Our AWS environment utilises Control Tower for governance and operational efficiency. We encountered limitations in updating Control Tower due to the excess number of Service Control Policies (SCPs) applied per Organisational Unit (OU). Service Control Policies state what an AWS account is or is not allowed to do. While AWS permits a maximum of five SCPs per OU, we had six in place.
During a routine check, it was observed that all accounts had a duplicate SCP. This policy appeared to be redundant as no operational differences were observed in Control Tower with its presence. One of these SCPs was inherited from the root OU, and the other was manually added. Investigations into the control-tower repository and other documentation did not yield any rationale for the duplication of this SCP.
To address the redundancy and the limitation on updating Control Tower, the manually added SCP was removed, retaining the one inherited from the root OU. Subsequent tests were conducted in a development account to ensure that the removal did not impact operations adversely. Results of that test showed no indication of any sort of disruption, so the decision was made to remove the SCP in all other accounts.
Initially, the changes appeared to be successful with no immediate issues. However, complications arose following these adjustments where all services within the AWS accounts were no longer reachable. When the first errors came in, engineers tried to log into the AWS account but found that resources were no longer available to them . It wasn’t clear if the accounts were not able to reach them, or if they had been deleted.
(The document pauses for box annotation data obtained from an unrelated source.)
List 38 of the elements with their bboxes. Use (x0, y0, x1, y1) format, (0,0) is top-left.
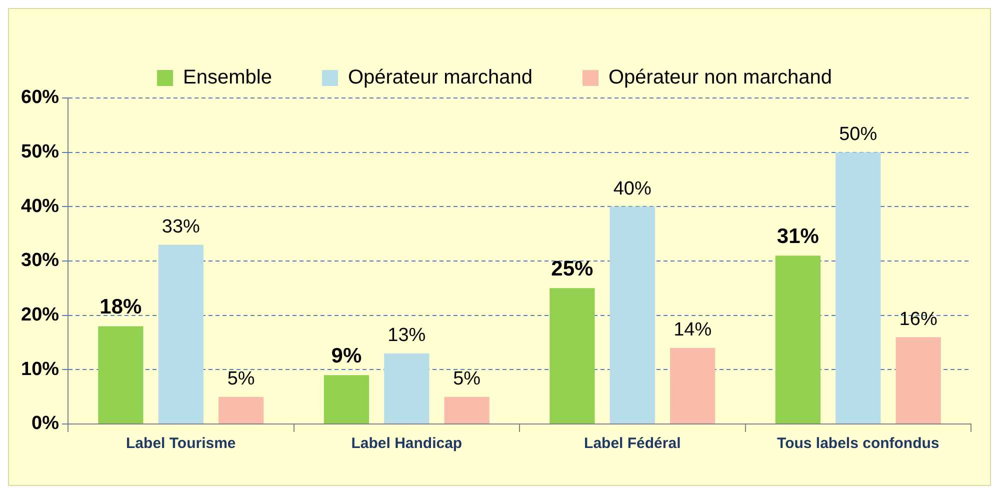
data-label: 5% (453, 368, 481, 390)
data-label: 18% (100, 295, 142, 318)
data-label: 25% (551, 257, 594, 280)
data-label: 16% (899, 308, 938, 330)
bar (384, 353, 430, 424)
data-label: 50% (839, 124, 878, 146)
y-tick-label: 10% (20, 358, 60, 380)
data-label: 40% (613, 178, 652, 200)
x-tick-label: Label Handicap (351, 435, 462, 452)
y-tick-label: 20% (20, 304, 60, 326)
data-label: 14% (674, 320, 712, 341)
bar (775, 256, 821, 424)
y-tick-label: 30% (20, 250, 60, 272)
y-tick-label: 0% (32, 413, 60, 434)
legend-label: Opérateur marchand (348, 66, 533, 89)
bar (98, 326, 144, 424)
data-label: 31% (776, 224, 820, 248)
x-tick-label: Label Fédéral (584, 435, 681, 452)
data-label: 33% (162, 216, 200, 238)
bar (670, 348, 716, 424)
y-tick-label: 40% (20, 196, 60, 217)
legend-label: Opérateur non marchand (608, 66, 832, 89)
legend-label: Ensemble (183, 66, 272, 89)
bar (324, 375, 370, 424)
data-label: 5% (227, 368, 255, 390)
x-tick-label: Tous labels confondus (777, 435, 940, 452)
bar (444, 396, 490, 424)
bar (610, 206, 655, 424)
bar (218, 396, 264, 424)
bar (550, 288, 595, 424)
y-tick-label: 50% (20, 142, 60, 163)
data-label: 9% (331, 344, 362, 368)
bar (158, 244, 204, 424)
bar (896, 337, 941, 424)
x-tick-label: Label Tourisme (126, 435, 236, 452)
bar (836, 152, 881, 424)
y-tick-label: 60% (20, 87, 60, 108)
data-label: 13% (388, 325, 426, 346)
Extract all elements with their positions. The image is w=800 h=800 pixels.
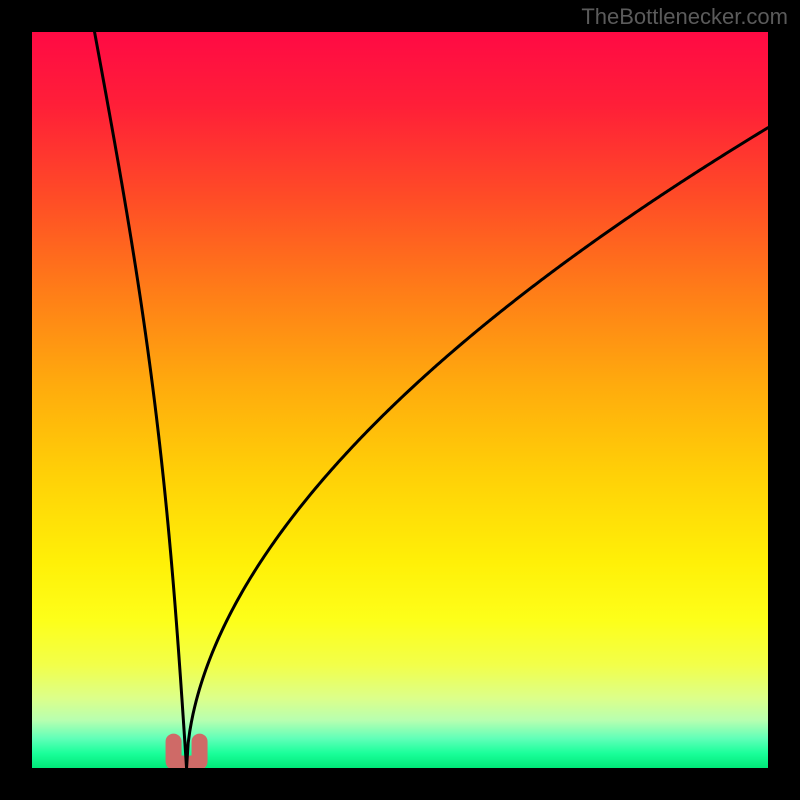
watermark-label: TheBottlenecker.com bbox=[581, 4, 788, 30]
stage: TheBottlenecker.com bbox=[0, 0, 800, 800]
bottleneck-curve bbox=[95, 32, 768, 768]
bottleneck-curve-chart bbox=[32, 32, 768, 768]
plot-area bbox=[32, 32, 768, 768]
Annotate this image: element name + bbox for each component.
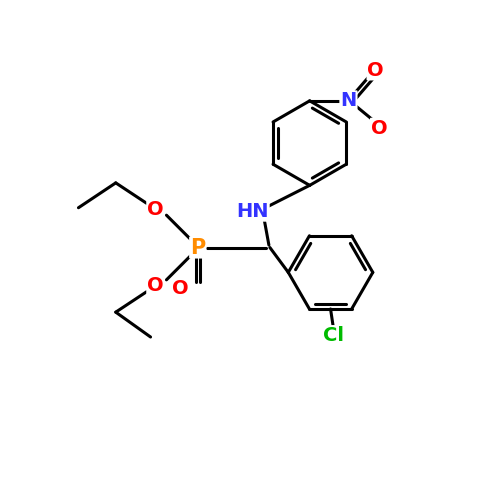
- Text: Cl: Cl: [322, 326, 344, 345]
- Text: N: N: [340, 92, 356, 110]
- Text: HN: HN: [236, 202, 268, 220]
- Text: O: O: [172, 279, 188, 298]
- Text: O: O: [371, 118, 388, 138]
- Text: O: O: [147, 276, 164, 295]
- Text: O: O: [147, 200, 164, 218]
- Text: P: P: [190, 238, 206, 258]
- Text: O: O: [368, 60, 384, 80]
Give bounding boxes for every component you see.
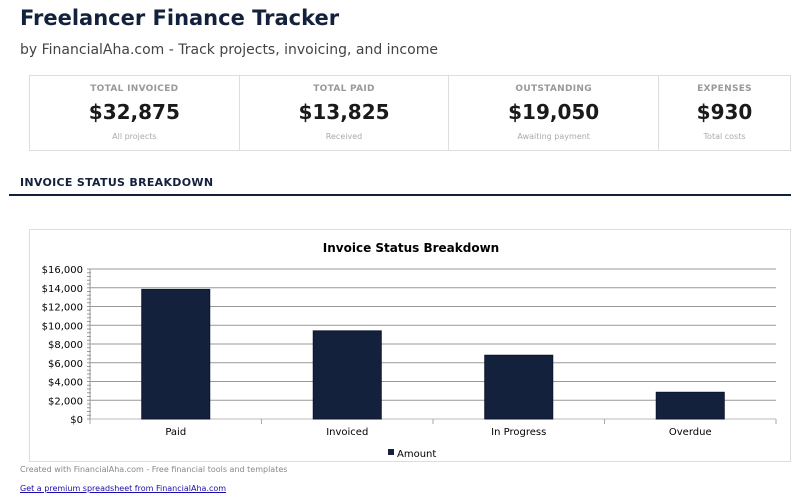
y-tick-label: $12,000 xyxy=(42,303,83,314)
y-tick-label: $16,000 xyxy=(42,265,83,276)
page-subtitle: by FinancialAha.com - Track projects, in… xyxy=(20,42,438,58)
bar-chart: Invoice Status Breakdown $0 $2,000 $4,000 $6… xyxy=(42,241,777,460)
legend-swatch xyxy=(388,449,394,455)
card-value: $19,050 xyxy=(508,100,600,124)
y-tick-label: $2,000 xyxy=(48,396,83,407)
card-sub: Received xyxy=(325,132,363,141)
bar-in-progress xyxy=(484,354,554,420)
card-label: OUTSTANDING xyxy=(515,84,592,94)
x-tick-label: Overdue xyxy=(669,427,712,438)
card-label: EXPENSES xyxy=(697,84,752,94)
legend-label: Amount xyxy=(397,449,436,460)
card-sub: Awaiting payment xyxy=(517,132,590,141)
x-tick-label: Invoiced xyxy=(326,427,368,438)
card-total-paid: TOTAL PAID $13,825 Received xyxy=(240,76,450,150)
chart-container: Invoice Status Breakdown $0 $2,000 $4,000 $6… xyxy=(29,229,791,462)
premium-link[interactable]: Get a premium spreadsheet from Financial… xyxy=(20,484,227,493)
bar-overdue xyxy=(655,391,725,420)
card-sub: All projects xyxy=(112,132,157,141)
y-tick-label: $14,000 xyxy=(42,284,83,295)
card-expenses: EXPENSES $930 Total costs xyxy=(659,76,790,150)
bar-invoiced xyxy=(312,330,382,420)
card-value: $930 xyxy=(696,100,753,124)
card-total-invoiced: TOTAL INVOICED $32,875 All projects xyxy=(30,76,240,150)
card-outstanding: OUTSTANDING $19,050 Awaiting payment xyxy=(449,76,660,150)
section-title: INVOICE STATUS BREAKDOWN xyxy=(20,176,214,189)
footer-text: Created with FinancialAha.com - Free fin… xyxy=(20,465,288,474)
card-sub: Total costs xyxy=(703,132,746,141)
summary-cards: TOTAL INVOICED $32,875 All projects TOTA… xyxy=(29,75,791,151)
y-tick-label: $4,000 xyxy=(48,378,83,389)
card-value: $32,875 xyxy=(88,100,180,124)
y-tick-label: $6,000 xyxy=(48,359,83,370)
chart-title: Invoice Status Breakdown xyxy=(323,241,499,255)
card-label: TOTAL PAID xyxy=(313,84,375,94)
card-value: $13,825 xyxy=(298,100,390,124)
page-title: Freelancer Finance Tracker xyxy=(20,6,340,30)
x-tick-label: In Progress xyxy=(491,427,546,438)
y-tick-label: $0 xyxy=(70,415,83,426)
divider xyxy=(9,194,791,196)
y-tick-label: $8,000 xyxy=(48,340,83,351)
card-label: TOTAL INVOICED xyxy=(90,84,179,94)
bar-paid xyxy=(141,288,211,420)
x-tick-label: Paid xyxy=(165,427,186,438)
y-tick-label: $10,000 xyxy=(42,321,83,332)
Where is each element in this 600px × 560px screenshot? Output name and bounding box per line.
After it was identified that this was due to the double SCP being removed, it was put back into place, which resolved the issue.
The initial assessment categorised the modification as a low-risk, minor adjustment. This judgement was influenced by the understanding that the duplicate SCPs did not exhibit any operational differences in Control Tower.
This incident underscores the importance of meticulous planning and testing in cloud governance and policy management. By adopting the lessons learned and recommendations, we aim to prevent similar occurrences in the future and maintain a stable and secure AWS environment.